Texas Tackled Crime -- And Got Results
September 20, 2000
With the governor of Texas running for the White House, the state and the policies of George W. Bush are under scrutiny -- with crime issues attracting particular attention. Experts agree that Bush has pursued tough policies against criminals and the statistics show that crime in the Lone Star State is down. But some analysts refuse to acknowledge that the policies are connected to the outcome.
The Justice Policy Institute states in a study: "Despite the simplistic connection drawn by some that harsher crime policies lead to safer communities, there is little evidence that Texas' severe correctional system is responsible for the drop in crime."
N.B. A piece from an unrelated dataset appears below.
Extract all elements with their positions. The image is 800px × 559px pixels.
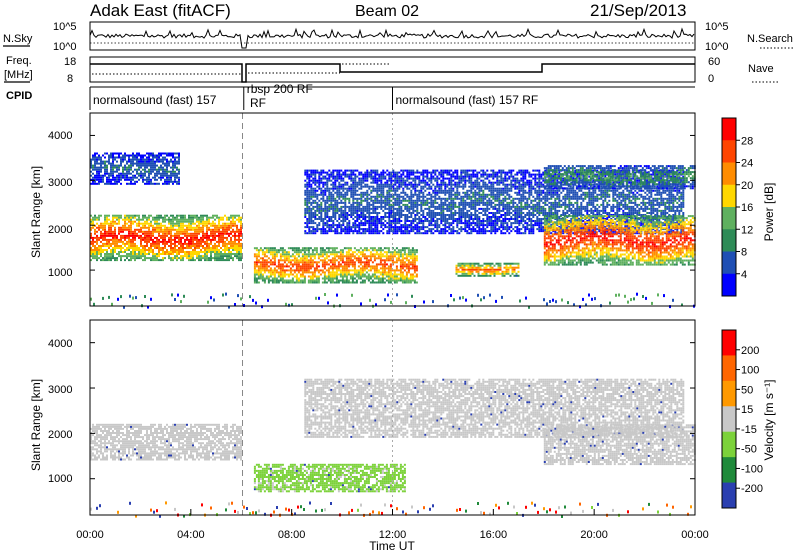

But analysts respond that if punishment is not a deterrent, what is? In fact, there is ample evidence that criminal sanctions do deter crime.
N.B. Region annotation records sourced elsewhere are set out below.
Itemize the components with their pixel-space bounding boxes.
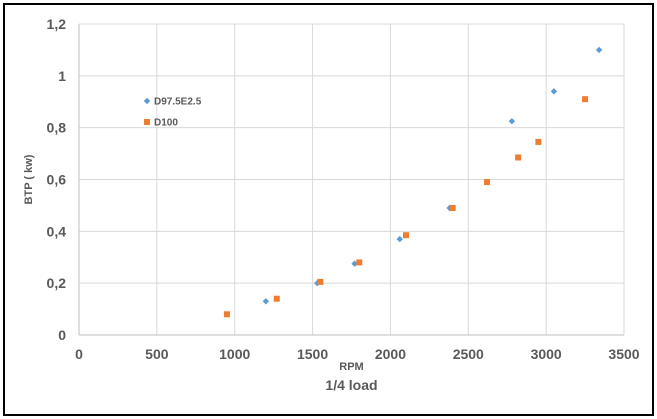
y-tick-label: 0 [58, 327, 66, 343]
x-tick-label: 2500 [453, 346, 484, 362]
scatter-chart: 0 500 1000 1500 2000 2500 3000 3500 0 0,2 0,4 0,6 0,… [23, 16, 640, 393]
data-points [223, 46, 603, 318]
chart-frame: 0 500 1000 1500 2000 2500 3000 3500 0 0,2 0,4 0,6 0,… [3, 3, 654, 416]
legend-label: D97.5E2.5 [154, 97, 202, 108]
d100-point [449, 205, 456, 212]
grid-lines [79, 23, 625, 335]
x-axis-title: RPM [339, 361, 363, 373]
legend: D97.5E2.5 D100 [143, 97, 202, 129]
d100-point [273, 295, 280, 302]
d97-5e2-5-point [508, 117, 516, 125]
d100-point [535, 138, 542, 145]
x-tick-label: 3500 [608, 346, 639, 362]
y-tick-label: 0,2 [47, 275, 67, 291]
d100-point [515, 154, 522, 161]
legend-marker [144, 119, 150, 125]
y-tick-label: 1 [58, 68, 66, 84]
y-tick-label: 1,2 [47, 16, 67, 32]
x-tick-label: 3000 [531, 346, 562, 362]
d100-point [582, 96, 589, 103]
d97-5e2-5-point [351, 260, 358, 267]
d100-point [317, 278, 324, 285]
d100-point [483, 179, 490, 186]
d100-point [356, 259, 363, 266]
tick-labels: 0 500 1000 1500 2000 2500 3000 3500 0 0,2 0,4 0,6 0,… [47, 16, 640, 362]
y-axis-title: BTP ( kw) [23, 154, 35, 204]
d97-5e2-5-point [396, 235, 403, 243]
x-tick-label: 0 [75, 346, 83, 362]
d97-5e2-5-point [550, 88, 558, 95]
legend-label: D100 [154, 118, 178, 129]
d97-5e2-5-point [262, 298, 270, 305]
d97-5e2-5-point [595, 46, 603, 54]
x-tick-label: 2000 [375, 346, 406, 362]
x-tick-label: 500 [145, 346, 169, 362]
y-tick-label: 0,6 [47, 172, 67, 188]
y-tick-label: 0,4 [47, 223, 67, 239]
axes [78, 24, 624, 336]
y-tick-label: 0,8 [47, 120, 67, 136]
x-tick-label: 1500 [297, 346, 328, 362]
x-tick-label: 1000 [219, 346, 250, 362]
d100-point [223, 311, 230, 318]
chart-subtitle: 1/4 load [325, 377, 377, 393]
legend-marker [143, 97, 151, 105]
d100-point [403, 232, 409, 239]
- At the end of the 1980s, crime in Texas was 40 percent above national rates and its prison population was 5 percent below national rates.
- Now however, a Kansas company called the Morgan Quitno Press, which prides itself on its objectivity, ranks Texas as the 17th most dangerous state in the nation -- a dramatic improvement from the sixth place it held in 1993.
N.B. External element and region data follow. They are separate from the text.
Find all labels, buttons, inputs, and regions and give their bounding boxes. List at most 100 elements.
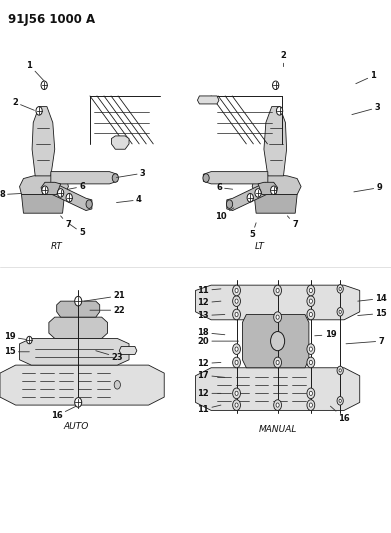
Circle shape: [307, 388, 315, 399]
Text: 13: 13: [197, 311, 225, 320]
Circle shape: [309, 299, 312, 303]
Circle shape: [309, 391, 312, 395]
Text: 22: 22: [90, 306, 125, 314]
Circle shape: [307, 400, 315, 410]
Polygon shape: [242, 314, 309, 368]
Circle shape: [339, 399, 341, 402]
Circle shape: [309, 360, 312, 365]
Circle shape: [233, 357, 240, 368]
Text: 11: 11: [197, 405, 221, 414]
Polygon shape: [252, 175, 301, 195]
Circle shape: [271, 332, 285, 351]
Circle shape: [112, 174, 118, 182]
Circle shape: [274, 400, 282, 410]
Circle shape: [235, 360, 238, 365]
Text: RT: RT: [51, 243, 63, 251]
Circle shape: [247, 193, 253, 202]
Text: 8: 8: [0, 190, 22, 199]
Circle shape: [274, 357, 282, 368]
Polygon shape: [20, 175, 68, 195]
Text: LT: LT: [255, 243, 265, 251]
Polygon shape: [197, 96, 219, 104]
Text: MANUAL: MANUAL: [258, 425, 297, 433]
Polygon shape: [49, 182, 92, 211]
Text: 11: 11: [197, 286, 221, 295]
Circle shape: [66, 193, 72, 202]
Circle shape: [273, 81, 279, 90]
Polygon shape: [119, 346, 137, 354]
Text: 15: 15: [358, 309, 387, 318]
Text: 14: 14: [358, 294, 387, 303]
Circle shape: [235, 403, 238, 407]
Circle shape: [86, 200, 92, 208]
Circle shape: [75, 398, 82, 407]
Text: 7: 7: [287, 216, 298, 229]
Polygon shape: [196, 285, 360, 320]
Circle shape: [271, 186, 277, 195]
Circle shape: [276, 288, 279, 293]
Circle shape: [203, 174, 209, 182]
Text: 15: 15: [4, 348, 29, 356]
Circle shape: [309, 288, 312, 293]
Polygon shape: [254, 195, 297, 213]
Polygon shape: [264, 107, 287, 176]
Circle shape: [276, 315, 279, 319]
Circle shape: [235, 299, 238, 303]
Circle shape: [337, 366, 343, 375]
Text: 10: 10: [215, 208, 234, 221]
Circle shape: [274, 312, 282, 322]
Circle shape: [233, 400, 240, 410]
Circle shape: [235, 312, 238, 317]
Text: 5: 5: [69, 224, 85, 237]
Circle shape: [309, 312, 312, 317]
Text: 9: 9: [354, 183, 382, 192]
Polygon shape: [22, 195, 65, 213]
Polygon shape: [227, 182, 270, 211]
Polygon shape: [49, 317, 108, 338]
Circle shape: [233, 285, 240, 296]
Circle shape: [235, 288, 238, 293]
Text: 7: 7: [346, 337, 384, 345]
Circle shape: [339, 310, 341, 313]
Text: 23: 23: [96, 351, 123, 361]
Text: 12: 12: [197, 389, 221, 398]
Text: 7: 7: [61, 216, 71, 229]
Circle shape: [42, 186, 48, 195]
Circle shape: [233, 388, 240, 399]
Circle shape: [276, 403, 279, 407]
Circle shape: [307, 296, 315, 306]
Polygon shape: [57, 301, 100, 317]
Polygon shape: [196, 368, 360, 410]
Polygon shape: [41, 182, 61, 195]
Circle shape: [233, 309, 240, 320]
Circle shape: [337, 285, 343, 293]
Circle shape: [226, 200, 233, 208]
Circle shape: [235, 347, 238, 351]
Text: 19: 19: [4, 333, 27, 341]
Text: 17: 17: [197, 371, 225, 379]
Circle shape: [233, 344, 240, 354]
Circle shape: [307, 285, 315, 296]
Circle shape: [276, 107, 283, 115]
Text: 12: 12: [197, 359, 221, 368]
Circle shape: [36, 107, 42, 115]
Text: 18: 18: [197, 328, 225, 337]
Text: 5: 5: [249, 223, 256, 239]
Text: 1: 1: [356, 71, 377, 84]
Circle shape: [274, 285, 282, 296]
Text: 16: 16: [51, 406, 76, 420]
Polygon shape: [0, 365, 164, 405]
Circle shape: [235, 391, 238, 395]
Circle shape: [41, 81, 47, 90]
Circle shape: [307, 357, 315, 368]
Text: 6: 6: [68, 182, 85, 191]
Circle shape: [309, 347, 312, 351]
Circle shape: [339, 287, 341, 290]
Circle shape: [307, 344, 315, 354]
Text: 21: 21: [84, 292, 125, 301]
Text: 2: 2: [280, 52, 287, 67]
Circle shape: [255, 189, 261, 197]
Circle shape: [27, 336, 32, 344]
Polygon shape: [203, 172, 268, 184]
Text: 3: 3: [117, 169, 145, 177]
- During the 1990s, every FBI-reported crime except aggravated assault declined more in Texas than in the nation -- led by a murder rate decline of 57 percent versus a 38 percent decline nationwide.
- What set in motion the turnaround was that during the 1990s voters overwhelmingly approved two prison bond issues, and corrections authorities added 100,000 beds and nearly 80 lock-ups.
Progress against juvenile crime has been particularly evident. During the late 1980s and early 1990s, juvenile crime shot up -- far outpacing adult crime -- and Gov. George W. Bush campaigned on tougher policies toward youths. During the last three years, juvenile crime fell 16 percent while the Texas Youth Commission population has risen 51 percent.